1924 wird er in Esch/Alzette geboren: als Gustave Graas. Zeitgleich erlebt Luxemburg-Stadt eine ebenfalls entscheidende Geburt: die des Radios. Die Gebrüder Anen senden Musik vom Dachboden ihres Hauses. Zufall?! Einige Jahre später, 1952, wird Dr. Gust Graas Justiziar und Personalchef bei der CLR: Compagnie Luxembourgeoise de Radiodiffusion. Besser bekannt als Radio Luxemburg. Bald ist er Generaldirektor und somit Herrscher über ein buntes Imperium – die Villa Louvigny im Stadtpark von Luxemburg wird zur Pilgerstätte für Radiofans aus ganz Europa.
Gutgelaunte Programme in Englisch, Französisch, Luxemburgisch, Niederländisch, Deutsch… ganz im Sinne von Gust Graas, der schon als junger Student „die Länder Europas zusammenbringen“wollte. Weggefährten erinnern sich an einen außergewöhnlichen Menschen: kraftvoll, durchsetzungsstark, aber immer sanftmütig. Und gern omnipräsent: bitte immer ein Telefon in Griffnähe!
Doch Sturm und Drang hat er gut unter Kontrolle. Wohl nur einmal in all seinen erfolgreichen Medienjahren habe er Türen geknallt, als seine kühnen Satellitenpläne politisch klemmten.
Ein Humanist, wie auch schon der Titel seiner ersten Einzelausstellung zeigt, 1965 in seiner Geburtsstadt Esch/Alzette: „Aus Liebe zu den Menschen“. Mehr noch, Gust Graas ist
Christ. Deutlich zu erkennen an Bildern und Skulpturen wie „La Force de la Croyance“, „La Croix“, „La Nonne“.
„Gust Graas était un homme de coeur et d’esprit, dont l’amitié ne connaissait pas de faille trompeuse”, erinnert sich Ex-Premier Jacques Santer. Und JeanClaude Juncker ergänzt: „Gust Graas était un grand patron, un visionnaire inspire et dès son jeune âge un européen convaincu.“
1988 öffnen sich neue Türen: die einer Finca auf Mallorca. Gust Graas genießt das mediterrane Leben und widmet sich nur noch der Malerei. Er, dem die Côte d‘Azur näherlag als jede Costa Brava, entdeckt plötzlich einen faszinierenden Künstlerort, ein spanisches Saint-Paul-de-Vence: Pollença! Hier haben schon ganz Große ihre malerischen Spuren hinterlassen: Hermen Anglada Camarasa, Dionís Bennàssar und nun auch Gust Graas. Eine Welt voller Farben, sogar das Grau „schimmert warm wie Altsilber und voller Sonne“. Mittelmeer-Blau vor Augen, doch Luxemburg in den Ohren: Die Benediktiner-Mönche von Clervaux begleiten ihn an der Staffelei mit ihren Gregorianischen Gesängen. Inspirationsquelle so wie Arnold Schönberg und seine „Verklärte Nacht“. Er ist selbst immer wieder erstaunt, wie „einige Gramm Farbe, ein Löffel Öl, eine weiße Leinwand und die mit Gefühl geführte Hand des Künstlers diesem bisschen Materie eine Seele geben.“
Ausstellung und demnächst eine Biografie
Diese Original-Situation mit Staffelei, Farbtöpfen und seinen bunt beklecksten Schuhen steht im Mittelpunkt der Ausstellung, die Gust Graas und seinen 100. Geburtstag feiert: „POESIA“! Das renommierte „Museu de Pollença“zeigt von Februar bis April 2024 bedeutende Arbeiten aus verschiedenen Schaffensphasen.
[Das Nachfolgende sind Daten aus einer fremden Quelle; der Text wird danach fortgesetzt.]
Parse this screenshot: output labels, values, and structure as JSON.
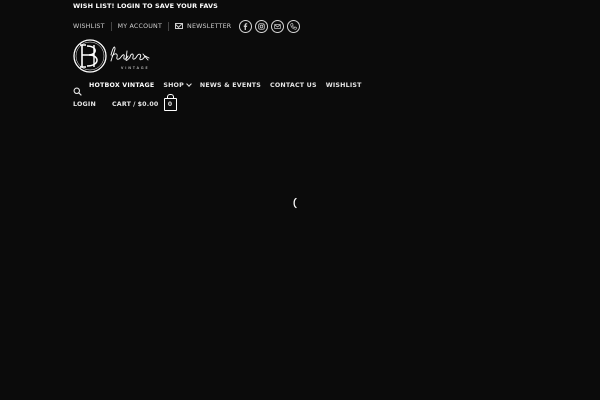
{
  "top_bar": {
    "message": "WISH LIST! LOGIN TO SAVE YOUR FAVS"
  },
  "secondary_nav": {
    "wishlist": "WISHLIST",
    "my_account": "MY ACCOUNT",
    "newsletter": "NEWSLETTER",
    "social_icons": [
      "facebook-icon",
      "instagram-icon",
      "email-icon",
      "phone-icon"
    ]
  },
  "logo": {
    "icon": "hotbox-vintage-monogram-logo"
  },
  "main_nav": {
    "items": [
      {
        "label": "HOTBOX VINTAGE"
      },
      {
        "label": "SHOP"
      },
      {
        "label": "NEWS & EVENTS"
      },
      {
        "label": "CONTACT US"
      },
      {
        "label": "WISHLIST"
      }
    ]
  },
  "account": {
    "login": "LOGIN",
    "cart_label": "CART",
    "cart_separator": "/",
    "cart_total": "$0.00",
    "cart_count": "0"
  },
  "colors": {
    "background": "#0b0b0b",
    "text": "#ffffff",
    "muted_text": "#cfcfcf"
  }
}
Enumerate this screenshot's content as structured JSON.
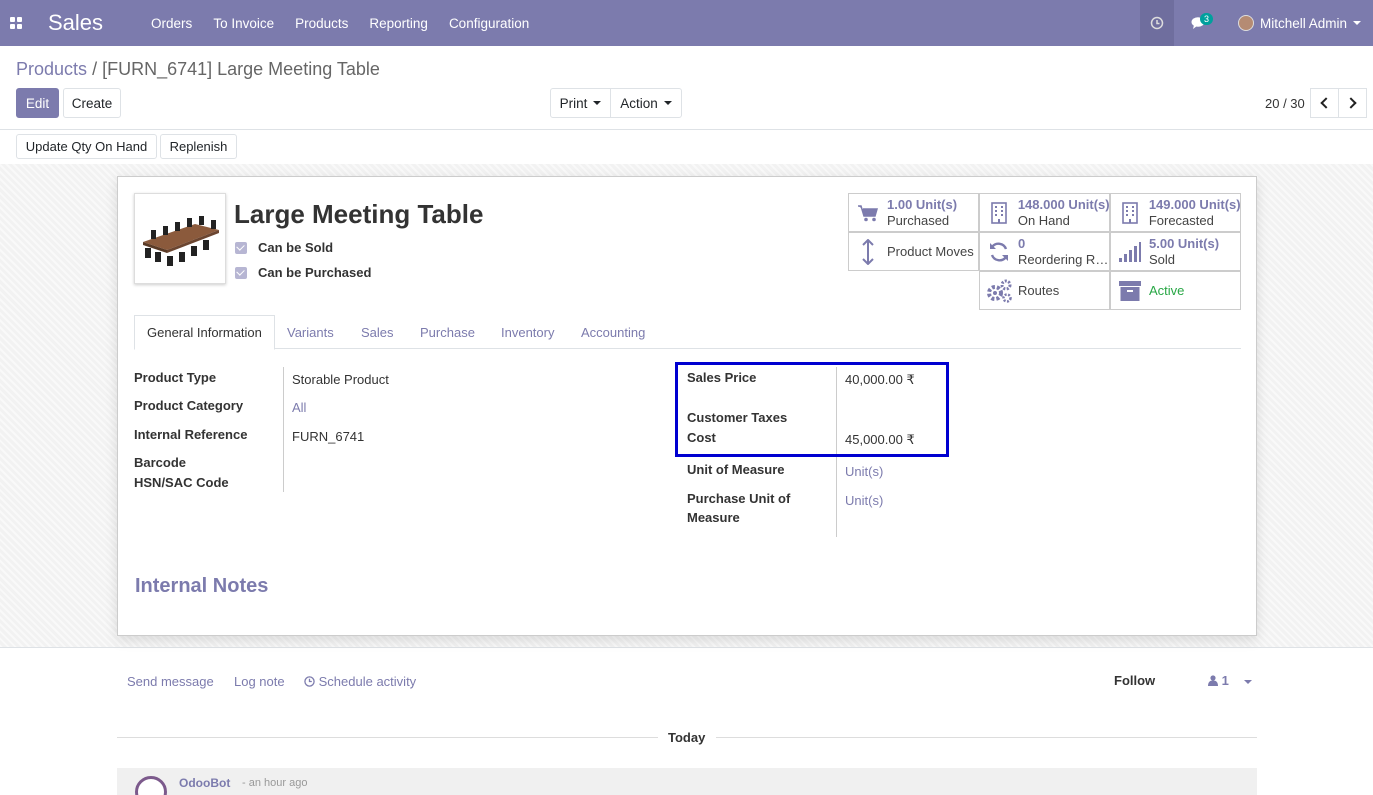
{
  "navbar": {
    "brand": "Sales",
    "menu": [
      "Orders",
      "To Invoice",
      "Products",
      "Reporting",
      "Configuration"
    ],
    "chat_count": "3",
    "user": "Mitchell Admin",
    "color": "#7c7bad"
  },
  "breadcrumb": {
    "parent": "Products",
    "separator": "/",
    "current": "[FURN_6741] Large Meeting Table"
  },
  "toolbar": {
    "edit": "Edit",
    "create": "Create",
    "print": "Print",
    "action": "Action",
    "pager": "20 / 30",
    "update_qty": "Update Qty On Hand",
    "replenish": "Replenish"
  },
  "product": {
    "name": "Large Meeting Table",
    "can_be_sold": "Can be Sold",
    "can_be_purchased": "Can be Purchased"
  },
  "stats": [
    {
      "icon": "cart-icon",
      "value": "1.00 Unit(s)",
      "label": "Purchased"
    },
    {
      "icon": "building-icon",
      "value": "148.000 Unit(s)",
      "label": "On Hand"
    },
    {
      "icon": "building-icon",
      "value": "149.000 Unit(s)",
      "label": "Forecasted"
    },
    {
      "icon": "updown-arrow-icon",
      "value": "",
      "label": "Product Moves"
    },
    {
      "icon": "refresh-icon",
      "value": "0",
      "label": "Reordering R…"
    },
    {
      "icon": "signal-icon",
      "value": "5.00 Unit(s)",
      "label": "Sold"
    },
    {
      "icon": "gears-icon",
      "value": "",
      "label": "Routes"
    },
    {
      "icon": "archive-icon",
      "value": "",
      "label": "Active"
    }
  ],
  "tabs": [
    "General Information",
    "Variants",
    "Sales",
    "Purchase",
    "Inventory",
    "Accounting"
  ],
  "left_fields": {
    "product_type_label": "Product Type",
    "product_type": "Storable Product",
    "category_label": "Product Category",
    "category": "All",
    "internal_ref_label": "Internal Reference",
    "internal_ref": "FURN_6741",
    "barcode_label": "Barcode",
    "hsn_label": "HSN/SAC Code"
  },
  "right_fields": {
    "sales_price_label": "Sales Price",
    "sales_price": "40,000.00 ₹",
    "taxes_label": "Customer Taxes",
    "cost_label": "Cost",
    "cost": "45,000.00 ₹",
    "uom_label": "Unit of Measure",
    "uom": "Unit(s)",
    "purchase_uom_label_1": "Purchase Unit of",
    "purchase_uom_label_2": "Measure",
    "purchase_uom": "Unit(s)"
  },
  "notes_title": "Internal Notes",
  "chatter": {
    "send_message": "Send message",
    "log_note": "Log note",
    "schedule": "Schedule activity",
    "follow": "Follow",
    "followers": "1",
    "today": "Today",
    "author": "OdooBot",
    "time": "- an hour ago"
  }
}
Andreu Aguiló, der Museumschef, freut sich über bislang nicht gezeigte Werke, die auf dem Wege sind von Luxemburg nach Mallorca. Kit Graas, die älteste Tochter des Künstlers, veröffentlicht demnächst nicht nur die Biografie über ihren Vater, sondern verwaltet und gestaltet auch einen bedeutenden Teil seiner Werke. Gust Graas wurde erfüllte 95, und seine Bilder leben weiter…
: Der junge Gust hatte Jura studiert, aber nie Malerei.